ANF conversion: puts Core into administrative normal form — every intermediate result is named, evaluation order fully explicit. Eliminates duplicate evaluation and makes calling conventions explicit before C emission.

Closure conversion: converts lambda expressions to explicit closure records (function pointer + captured-variable struct). Required before C emission; C has no native closures. Evidence frames (§3) are a special case of closure records.


5. C Emission

Emits C for the structural parts of the program.

GC pinning. Only Ptr and pinned-arena-allocated types are valid at FFI call sites. The emitter never pins arbitrary heap objects — GC-managed values require an explicit .pin or .copy call at the boundary, visible in the type.

Callbacks.
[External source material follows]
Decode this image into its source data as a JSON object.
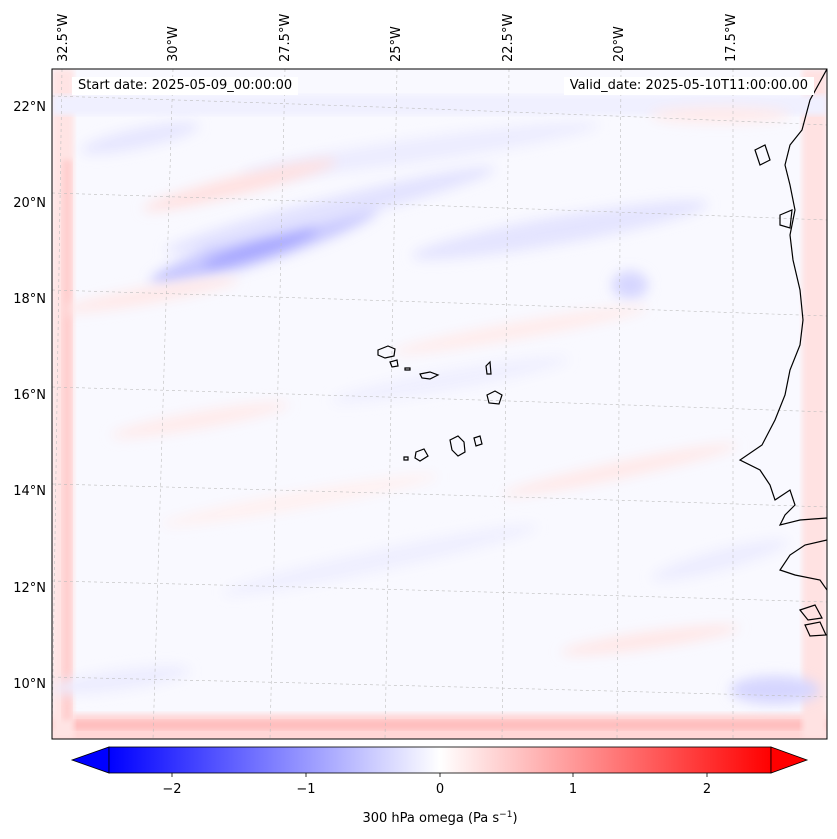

Closures with an empty effect row lower to a plain C function pointer. Effect-carrying or resumable closures are a hard type error at the call site. The /'-Callback-'/ attribute is reserved for a future trampoline mechanism.

Hot array primitives are not emitted as C loops. Kernel selection (§2.7) has matched fused sequences to hand-written kernels; the emitted C calls into these kernels directly. Clang/GCC handles the C; the kernels handle the performance.


6. Primitive Kernel Library

Hand-written, SIMD-optimized kernels covering the most frequent fused operation patterns. Implemented in C with inline assembly (SSE2/AVX2 on x86, NEON on ARM).

Design principle: each kernel is hand-tuned to the maximum achievable throughput on the target hardware. The kernel library is the ground truth for performance — the long-term goal of a Loop IR (§8.3) is to generate code that matches these kernels automatically for any fused pattern.

Initial coverage:

Pattern Notes
'map f Type-specialized: float32, float64, int32, int64, bool (bit-packed)
'map f >> 'fold g Fused map-reduce; SIMD accumulator
'filter p >> 'map f Predicated map; AVX-512 mask registers where available
'map f >> 'map g Kernel composition; eliminates intermediate array
'zip >> 'map f Paired element operation
'fold g Reduction: sum, max, min, dot product; type-specialized

Runtime dispatch: each kernel entry point dispatches on size class (small / medium / large) and SIMD capability (SSE2 / AVX2 / AVX-512 / NEON). Single branch computed once per call; does not affect throughput for large arrays.

QCheck coverage: for every fused pattern covered by the kernel library, the QCheck harness verifies kernel output matches treewalk output across element types, array sizes, and all SIMD code paths. Kernels are the most performance-sensitive code in the system and therefore the most important to test.


7. QCheck Harness

Generates well-typed Arra programs and checks that treewalk and compiler agree on all outputs.

Generator: produces well-typed Core IR programs directly, bypassing the parser. Initial coverage: first-order functions, ⟪Fail⟫ and ⟪State⟫ effects, rank-1 arrays with concrete dimensions, derived expressions over simple iter chains.

Property suites:

Shrinking: standard QCheck shrinking on the Core IR AST. Failing cases shrink to minimal programs.


8. Open Questions

Loop IR

A structured loop representation between the fusion passes and C emission. See LOOP-IR.md for the full design. This is a later phase and does not affect Core’s design. Tracked here as the primary long-term backend work item.